In the Golden Age of German cinema in the 1920s, the legendary director F.W. Murnau towered above his colleagues as a tireless innovator who created breathtakingly beautiful and potent screen images. Murnau’s aim was clear: To give cinema its own distinctive and immortal language. Nowhere was this more evident than in his greatest film, Nosferatu, his uncredited adaptation of Bram Stoker’s “Dracula.”
Presented to great acclaim at this year’s Cannes Film Festival, Shadow of the Vampire is a fictional meditation about Murnau (Malkovich) and the making of Nosferatu, based on the conceit that the director was so determined to make the most authentic movie ever, that he employed a real vampire, Max Schreck (Dafoe), to play Nosferatu. Attributing Schreck’s weird behavior and ghastly appearance to “method” acting, Murnau indulges his leading man’s every exigency, shooting only at night and only on the remote locations the “actor” calls home. He even offers Schreck his beautiful leading lady, Greta (McCormack,) as a prize to be awarded upon completion of photography. But, Schreck cannot wait that long to taste human blood and, as cast and crew fall ill at a terrifying rate, Murnau races to finish his film before Schreck finishes him!
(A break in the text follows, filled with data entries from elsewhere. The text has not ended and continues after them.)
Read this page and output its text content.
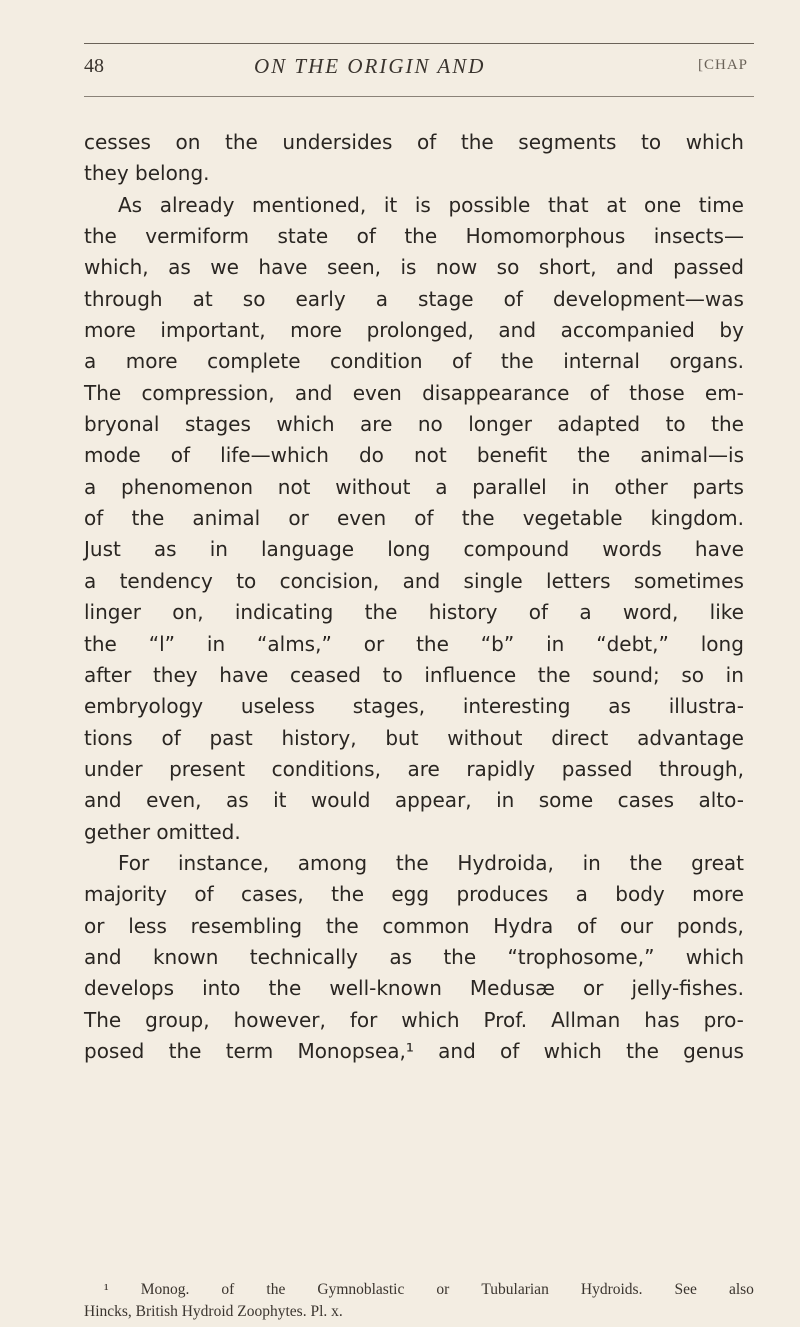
48	ON THE ORIGIN AND	[CHAP
cesses on the undersides of the segments to which
they belong.
As already mentioned, it is possible that at one time
the vermiform state of the Homomorphous insects—
which, as we have seen, is now so short, and passed
through at so early a stage of development—was
more important, more prolonged, and accompanied by
a more complete condition of the internal organs.
The compression, and even disappearance of those em-
bryonal stages which are no longer adapted to the
mode of life—which do not benefit the animal—is
a phenomenon not without a parallel in other parts
of the animal or even of the vegetable kingdom.
Just as in language long compound words have
a tendency to concision, and single letters sometimes
linger on, indicating the history of a word, like
the “l” in “alms,” or the “b” in “debt,” long
after they have ceased to influence the sound; so in
embryology useless stages, interesting as illustra-
tions of past history, but without direct advantage
under present conditions, are rapidly passed through,
and even, as it would appear, in some cases alto-
gether omitted.
For instance, among the Hydroida, in the great
majority of cases, the egg produces a body more
or less resembling the common Hydra of our ponds,
and known technically as the “trophosome,” which
develops into the well-known Medusæ or jelly-fishes.
The group, however, for which Prof. Allman has pro-
posed the term Monopsea,¹ and of which the genus
¹ Monog. of the Gymnoblastic or Tubularian Hydroids. See also
Hincks, British Hydroid Zoophytes. Pl. x.
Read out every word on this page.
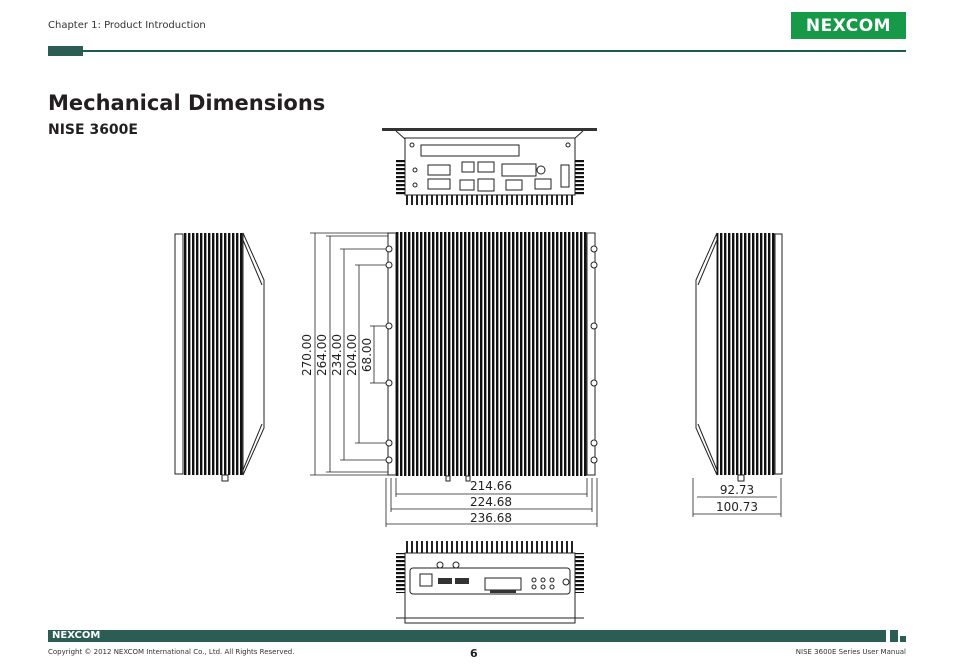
Chapter 1: Product Introduction	NEXCOM
Mechanical Dimensions
NISE 3600E
270.00 264.00 234.00 204.00 68.00
214.66
224.68
236.68
92.73
100.73
NEXCOM
Copyright © 2012 NEXCOM International Co., Ltd. All Rights Reserved.	6	NISE 3600E Series User Manual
The first film produced by Academy Award-winning actor Nicolas Cage, Shadow of the Vampire is an original, haunting fantasia that revels in the glories of German Expressionist style and silent film technique. It is also an exceedingly witty exploration of creation in which the ultimate in demanding artist and demanding star—the genius and the monster—reveal their uncontrollable, potentially destructive, but unusually seductive compulsions.